To be sure, Penbex's developer support falls well short of the more than 100,000 developers that Palm OS boasts, but Penbex has already signed up more than 1,500 application developers for its eponymous operating system platform, which is the result of a two-year development effort, said Rebecca Chen, developer program manager in the company's global solution service division.

At its stand, Penbex showcased several prototype PDAs from prospective partners, ranging from Acer to TCL Holdings Co. Ltd., a major electronics maker in China. "We are currently working with more than 10 companies, mainly in Taiwan and China," said Tso.

Several other Taiwan-based manufacturers, including Micro-Star International Co. Ltd. and CMC Magnetics Corp., meanwhile, showed off PDAs running proprietary, in-house developed operating systems.

CMC's PA-100, dubbed the Cyberboy, was one of the most feature-rich PDAs displayed at Comdex. In addition to the PIM (personal information management) applications found in most of today's PDAs, the Cyberboy also integrates a digital camera, MP3 player, audio recorder and an FM radio receiver.
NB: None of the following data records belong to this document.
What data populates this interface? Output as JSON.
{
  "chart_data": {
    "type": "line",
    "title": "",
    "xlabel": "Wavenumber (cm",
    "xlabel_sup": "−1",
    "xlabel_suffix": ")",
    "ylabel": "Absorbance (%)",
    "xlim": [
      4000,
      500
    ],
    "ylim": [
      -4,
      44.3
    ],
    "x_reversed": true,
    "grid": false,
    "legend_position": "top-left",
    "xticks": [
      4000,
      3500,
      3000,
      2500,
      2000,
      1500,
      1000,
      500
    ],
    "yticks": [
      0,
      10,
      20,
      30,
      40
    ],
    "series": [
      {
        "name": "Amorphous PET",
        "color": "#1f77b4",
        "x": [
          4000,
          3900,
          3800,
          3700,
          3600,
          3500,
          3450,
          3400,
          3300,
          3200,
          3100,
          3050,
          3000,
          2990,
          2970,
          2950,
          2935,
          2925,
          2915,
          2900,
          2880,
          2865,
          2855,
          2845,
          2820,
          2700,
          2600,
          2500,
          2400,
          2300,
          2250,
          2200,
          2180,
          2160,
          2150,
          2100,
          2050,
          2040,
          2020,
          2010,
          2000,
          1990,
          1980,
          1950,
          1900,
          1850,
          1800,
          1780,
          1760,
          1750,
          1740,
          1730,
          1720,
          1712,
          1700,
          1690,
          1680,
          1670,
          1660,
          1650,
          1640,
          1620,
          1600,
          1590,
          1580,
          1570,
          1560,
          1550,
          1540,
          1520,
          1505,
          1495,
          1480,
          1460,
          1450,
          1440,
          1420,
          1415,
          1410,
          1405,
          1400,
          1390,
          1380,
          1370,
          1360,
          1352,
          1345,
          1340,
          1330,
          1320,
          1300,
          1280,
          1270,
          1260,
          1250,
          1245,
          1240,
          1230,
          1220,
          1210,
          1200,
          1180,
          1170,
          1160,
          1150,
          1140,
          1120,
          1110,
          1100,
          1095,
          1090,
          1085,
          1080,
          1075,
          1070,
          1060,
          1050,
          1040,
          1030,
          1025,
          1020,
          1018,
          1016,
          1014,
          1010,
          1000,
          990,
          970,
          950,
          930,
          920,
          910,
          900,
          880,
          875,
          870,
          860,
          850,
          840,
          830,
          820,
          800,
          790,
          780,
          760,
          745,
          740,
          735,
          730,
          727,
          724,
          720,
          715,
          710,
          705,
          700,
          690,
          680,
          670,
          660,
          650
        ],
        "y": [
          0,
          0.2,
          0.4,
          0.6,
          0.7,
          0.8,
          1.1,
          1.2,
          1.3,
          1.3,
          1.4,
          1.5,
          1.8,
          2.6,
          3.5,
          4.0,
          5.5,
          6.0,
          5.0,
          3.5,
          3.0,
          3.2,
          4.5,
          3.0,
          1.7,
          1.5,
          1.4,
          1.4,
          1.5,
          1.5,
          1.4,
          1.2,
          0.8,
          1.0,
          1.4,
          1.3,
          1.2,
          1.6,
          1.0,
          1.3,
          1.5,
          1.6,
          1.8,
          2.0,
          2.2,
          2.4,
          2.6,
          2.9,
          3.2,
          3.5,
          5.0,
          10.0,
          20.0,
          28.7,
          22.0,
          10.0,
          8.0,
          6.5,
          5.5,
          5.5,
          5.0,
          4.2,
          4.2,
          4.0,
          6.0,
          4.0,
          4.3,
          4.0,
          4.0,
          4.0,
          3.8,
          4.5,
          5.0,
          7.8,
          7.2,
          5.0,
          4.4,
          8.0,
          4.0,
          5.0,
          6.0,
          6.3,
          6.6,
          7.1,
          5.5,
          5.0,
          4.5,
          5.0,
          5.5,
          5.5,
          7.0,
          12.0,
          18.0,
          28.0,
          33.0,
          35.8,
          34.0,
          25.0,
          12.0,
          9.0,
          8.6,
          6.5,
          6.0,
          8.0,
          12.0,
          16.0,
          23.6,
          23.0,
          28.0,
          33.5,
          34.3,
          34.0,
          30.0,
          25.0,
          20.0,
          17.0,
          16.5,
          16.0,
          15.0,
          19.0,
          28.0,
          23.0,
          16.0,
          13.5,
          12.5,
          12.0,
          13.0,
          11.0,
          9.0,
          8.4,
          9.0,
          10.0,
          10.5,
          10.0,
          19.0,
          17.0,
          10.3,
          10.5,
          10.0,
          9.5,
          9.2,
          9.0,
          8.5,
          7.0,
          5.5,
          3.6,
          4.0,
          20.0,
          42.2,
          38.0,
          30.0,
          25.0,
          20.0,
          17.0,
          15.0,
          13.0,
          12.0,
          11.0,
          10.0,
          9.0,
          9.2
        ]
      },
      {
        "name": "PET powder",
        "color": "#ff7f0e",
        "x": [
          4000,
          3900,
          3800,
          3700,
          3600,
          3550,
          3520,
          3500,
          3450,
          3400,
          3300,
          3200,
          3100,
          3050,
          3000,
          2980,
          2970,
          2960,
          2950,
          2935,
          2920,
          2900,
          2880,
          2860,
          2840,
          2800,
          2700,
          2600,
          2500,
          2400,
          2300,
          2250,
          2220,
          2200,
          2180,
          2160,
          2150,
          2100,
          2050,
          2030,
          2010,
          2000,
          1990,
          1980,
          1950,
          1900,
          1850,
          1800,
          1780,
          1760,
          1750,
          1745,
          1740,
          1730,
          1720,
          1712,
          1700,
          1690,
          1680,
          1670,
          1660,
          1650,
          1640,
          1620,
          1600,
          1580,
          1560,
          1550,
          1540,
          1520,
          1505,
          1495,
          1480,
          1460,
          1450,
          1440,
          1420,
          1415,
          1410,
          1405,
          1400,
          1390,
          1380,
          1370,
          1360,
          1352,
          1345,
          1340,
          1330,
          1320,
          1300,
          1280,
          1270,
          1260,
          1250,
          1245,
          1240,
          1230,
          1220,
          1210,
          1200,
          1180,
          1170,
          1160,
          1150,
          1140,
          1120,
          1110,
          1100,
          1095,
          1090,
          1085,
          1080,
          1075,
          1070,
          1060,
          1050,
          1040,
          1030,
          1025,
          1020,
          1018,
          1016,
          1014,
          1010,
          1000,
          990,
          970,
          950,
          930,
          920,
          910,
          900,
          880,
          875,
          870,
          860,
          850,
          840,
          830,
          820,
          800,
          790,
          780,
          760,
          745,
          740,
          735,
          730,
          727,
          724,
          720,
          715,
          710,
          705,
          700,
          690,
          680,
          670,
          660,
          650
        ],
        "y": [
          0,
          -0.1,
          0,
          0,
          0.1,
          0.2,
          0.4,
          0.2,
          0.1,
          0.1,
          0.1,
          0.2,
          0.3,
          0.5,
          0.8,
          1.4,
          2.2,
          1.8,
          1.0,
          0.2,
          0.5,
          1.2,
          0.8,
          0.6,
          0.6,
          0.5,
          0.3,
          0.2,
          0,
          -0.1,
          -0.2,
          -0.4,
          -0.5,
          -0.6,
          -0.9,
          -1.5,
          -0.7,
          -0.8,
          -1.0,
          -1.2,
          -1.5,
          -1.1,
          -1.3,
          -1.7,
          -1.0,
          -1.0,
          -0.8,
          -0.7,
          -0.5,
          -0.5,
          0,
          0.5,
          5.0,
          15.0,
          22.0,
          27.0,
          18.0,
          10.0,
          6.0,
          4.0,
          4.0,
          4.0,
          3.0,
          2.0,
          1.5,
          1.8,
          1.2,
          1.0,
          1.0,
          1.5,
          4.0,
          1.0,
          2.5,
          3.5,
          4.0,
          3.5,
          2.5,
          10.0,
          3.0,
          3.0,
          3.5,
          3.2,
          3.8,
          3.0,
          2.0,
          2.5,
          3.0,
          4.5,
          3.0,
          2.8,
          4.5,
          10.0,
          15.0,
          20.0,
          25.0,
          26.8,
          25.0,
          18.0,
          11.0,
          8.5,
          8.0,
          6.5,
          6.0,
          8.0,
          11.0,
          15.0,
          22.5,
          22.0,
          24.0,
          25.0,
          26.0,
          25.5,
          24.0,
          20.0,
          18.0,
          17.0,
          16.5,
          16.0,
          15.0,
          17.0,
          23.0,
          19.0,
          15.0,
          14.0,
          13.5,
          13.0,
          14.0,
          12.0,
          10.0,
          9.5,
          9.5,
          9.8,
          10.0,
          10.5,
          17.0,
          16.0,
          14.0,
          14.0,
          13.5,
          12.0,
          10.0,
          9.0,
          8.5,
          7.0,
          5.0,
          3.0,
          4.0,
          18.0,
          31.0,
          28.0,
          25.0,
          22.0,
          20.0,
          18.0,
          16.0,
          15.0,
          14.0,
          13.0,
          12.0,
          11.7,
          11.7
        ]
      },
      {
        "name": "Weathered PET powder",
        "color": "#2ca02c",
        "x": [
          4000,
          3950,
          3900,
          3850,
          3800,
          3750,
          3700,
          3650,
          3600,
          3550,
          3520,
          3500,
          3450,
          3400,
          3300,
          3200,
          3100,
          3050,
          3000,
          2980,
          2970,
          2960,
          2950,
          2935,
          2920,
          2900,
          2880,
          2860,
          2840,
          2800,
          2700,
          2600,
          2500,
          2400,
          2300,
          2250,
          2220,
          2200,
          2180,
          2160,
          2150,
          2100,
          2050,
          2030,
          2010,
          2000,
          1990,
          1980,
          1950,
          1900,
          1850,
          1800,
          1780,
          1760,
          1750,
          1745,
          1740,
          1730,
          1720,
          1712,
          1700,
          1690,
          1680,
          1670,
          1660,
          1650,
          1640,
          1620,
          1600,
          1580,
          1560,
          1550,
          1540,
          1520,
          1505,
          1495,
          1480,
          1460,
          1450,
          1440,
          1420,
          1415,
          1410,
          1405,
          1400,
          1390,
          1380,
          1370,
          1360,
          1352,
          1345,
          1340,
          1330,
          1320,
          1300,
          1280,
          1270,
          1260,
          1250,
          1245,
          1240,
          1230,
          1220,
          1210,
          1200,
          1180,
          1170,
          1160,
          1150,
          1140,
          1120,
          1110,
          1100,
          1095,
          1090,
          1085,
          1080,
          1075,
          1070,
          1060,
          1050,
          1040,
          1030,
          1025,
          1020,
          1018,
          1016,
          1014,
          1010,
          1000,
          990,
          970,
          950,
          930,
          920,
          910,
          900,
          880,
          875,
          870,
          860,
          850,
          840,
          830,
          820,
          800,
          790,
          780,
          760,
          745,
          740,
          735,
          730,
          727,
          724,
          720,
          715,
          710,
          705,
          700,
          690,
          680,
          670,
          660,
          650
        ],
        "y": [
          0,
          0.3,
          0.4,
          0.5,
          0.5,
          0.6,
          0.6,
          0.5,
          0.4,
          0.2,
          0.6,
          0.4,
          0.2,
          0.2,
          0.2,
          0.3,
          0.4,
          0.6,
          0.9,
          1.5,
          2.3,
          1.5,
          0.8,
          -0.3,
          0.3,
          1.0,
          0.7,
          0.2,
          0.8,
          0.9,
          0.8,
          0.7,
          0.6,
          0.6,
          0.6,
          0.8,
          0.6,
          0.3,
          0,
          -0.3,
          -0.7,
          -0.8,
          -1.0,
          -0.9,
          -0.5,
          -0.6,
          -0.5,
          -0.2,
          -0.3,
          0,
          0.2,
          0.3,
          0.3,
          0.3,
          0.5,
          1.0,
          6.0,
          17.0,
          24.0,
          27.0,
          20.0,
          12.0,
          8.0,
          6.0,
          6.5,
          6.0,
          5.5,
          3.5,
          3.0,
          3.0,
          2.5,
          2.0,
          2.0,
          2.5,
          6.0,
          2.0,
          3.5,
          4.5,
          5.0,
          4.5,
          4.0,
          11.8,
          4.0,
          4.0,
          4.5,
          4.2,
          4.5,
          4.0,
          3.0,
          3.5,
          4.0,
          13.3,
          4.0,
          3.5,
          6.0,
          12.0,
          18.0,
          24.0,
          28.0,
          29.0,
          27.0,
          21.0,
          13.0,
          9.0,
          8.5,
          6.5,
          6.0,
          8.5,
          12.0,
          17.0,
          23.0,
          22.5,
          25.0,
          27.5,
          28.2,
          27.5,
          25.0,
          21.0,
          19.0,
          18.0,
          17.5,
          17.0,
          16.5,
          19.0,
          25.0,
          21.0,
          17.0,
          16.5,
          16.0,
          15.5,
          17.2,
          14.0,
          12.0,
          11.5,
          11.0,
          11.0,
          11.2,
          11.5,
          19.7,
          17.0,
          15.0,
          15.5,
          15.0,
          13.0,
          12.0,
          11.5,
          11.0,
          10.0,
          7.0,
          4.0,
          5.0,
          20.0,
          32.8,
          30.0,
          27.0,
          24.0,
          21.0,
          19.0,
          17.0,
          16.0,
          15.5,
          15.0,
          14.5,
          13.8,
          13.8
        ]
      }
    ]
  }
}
Scheduled to ship in Asian markets by year's end, carrying a retail price of around US$399, the Cyberboy is targeted mainly at the youth market and sales people who can take advantage of the unit's camera and recording capabilities, said Mike Tseng, senior product manager in Taipei-based CMC's new products business department.

Pundang, South Korea--based Gmate Co. Ltd., meanwhile, showed off a new version of its Linux-based Yopy PDA designed to be used with a head-mounted visor display from Seoul-based company Daeyang E&C.

Gmate is also putting the final touches to the Yopy device it unveiled at the CeBIT show in Hanover, Germany, in February, and is ready to start shipping the first devices to application developers, a company spokesman said. Cyberbank Corp., another Seoul-based startup, meanwhile, pushed the PDA envelope with its Cybird, a combined cell phone/PDA that features a CDMA (code division multiple access) module for wireless data and voice communications.

Running Windows CE 2.12, the Cybird features a color display capable of 640-by-480 pixels, or full VGA resolution, and the unit's browser provides full Internet access, including support for HTML (hypertext markup language) 4.0, JavaScript and text-based WAP content.

The Cybird is already shipping in limited quantities in South Korea, and is scheduled to reach the North American market by January next year, where it will be marketed as the PC-Ephone, officials said. Pricing will depend on service provider subsidies, but is expected to be in the US$800 range, they added.